Aan het begin van 12e eeuw stichten negen mannen een ridderorde, die spoedig diep ontzag afdwingt: de tempeliers, vrome monniken en meedogenloze strijders in één.
De orde bouwt in korte tijd een wijdvertakte organisatie op, die van het Midden-Oosten reikt tot in de uithoeken van Europa.

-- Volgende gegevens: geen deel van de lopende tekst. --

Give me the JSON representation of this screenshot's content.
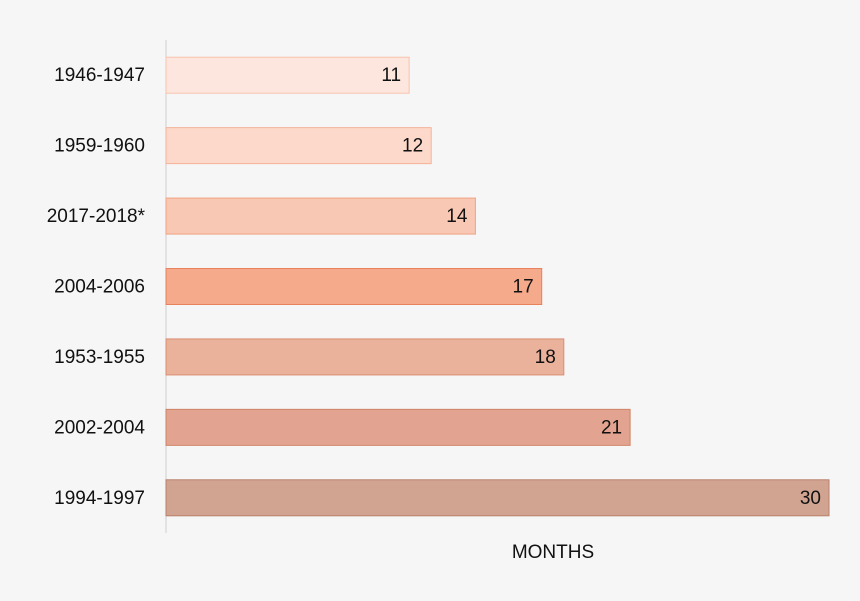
{
  "chart_data": {
    "type": "bar",
    "orientation": "horizontal",
    "categories": [
      "1946-1947",
      "1959-1960",
      "2017-2018*",
      "2004-2006",
      "1953-1955",
      "2002-2004",
      "1994-1997"
    ],
    "values": [
      11,
      12,
      14,
      17,
      18,
      21,
      30
    ],
    "colors": [
      "#fde6dd",
      "#fcd9cb",
      "#f9c8b4",
      "#f5aa8b",
      "#eab19b",
      "#e2a490",
      "#d1a492"
    ],
    "edge_colors": [
      "#f7c2ad",
      "#f3b39a",
      "#f0a282",
      "#e8825c",
      "#d98e72",
      "#cf8366",
      "#b8806a"
    ],
    "xlim": [
      0,
      30
    ],
    "xlabel": "MONTHS"
  }
}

NU. In de al-Aqsamoskee zetelde het bestuur van de tempeliersorde.
1. Jeruzalem
De orde der tempeliers werd gesticht ter bescherming van het Heilige Land. De orde had op de Tempelberg in Jeruzalem zijn eerste zetel.
In 1099 wist een leger christelijke boeren en ridders de heilige stad Jeruzalem te veroveren.
De zege in deze eerste kruistocht was compleet toen ze hun eigen koning kregen.
Maar al hadden ze de stad in handen, het Heilige Land werd door rovers geteisterd.
Negen Franse ridders, met de edelman Hugo van Payns voorop, vormden daarom in 1119 een orde van strijdvaardige monniken die pelgrims op hun reizen in het Midden-Oosten konden beschermen.
Tien jaar later stichtten deze vechtmonniken hun eerste hoofdzetel bij de al-Aqsamoskee aan de Tempelberg in Jeruzalem.
De orde noemde zich ‘Orde van de Arme Ridders van Christus van de Tempel van Salomo’, kortweg tempeliers.
Ze kozen hun hoofdzetel op de plek waar de tempel van de joodse koning Salomo gestaan had. In de oorspronkelijke tempel stond volgens de Bijbel de ark des verbonds met de stenen tafels van Mozes.
Eerst bestond de orde slechts uit de oorspronkelijke negen leden, waardoor de mensen later dachten dat de orde eigenlijk gesticht was om op die Tempelberg in het geheim naar de ark des verbonds te zoeken.
Daar werden in de 19e eeuw enkele verborgen gangen gevonden.
Na 1129 groeide de orde. Honderden ridders werden tot krijger opgeleid, en op de Tempelberg krioelde het van de mensen. Ze bouwden er kloosters en kerken en betrokken de al-Aqsamoskee als bestuurscentrum.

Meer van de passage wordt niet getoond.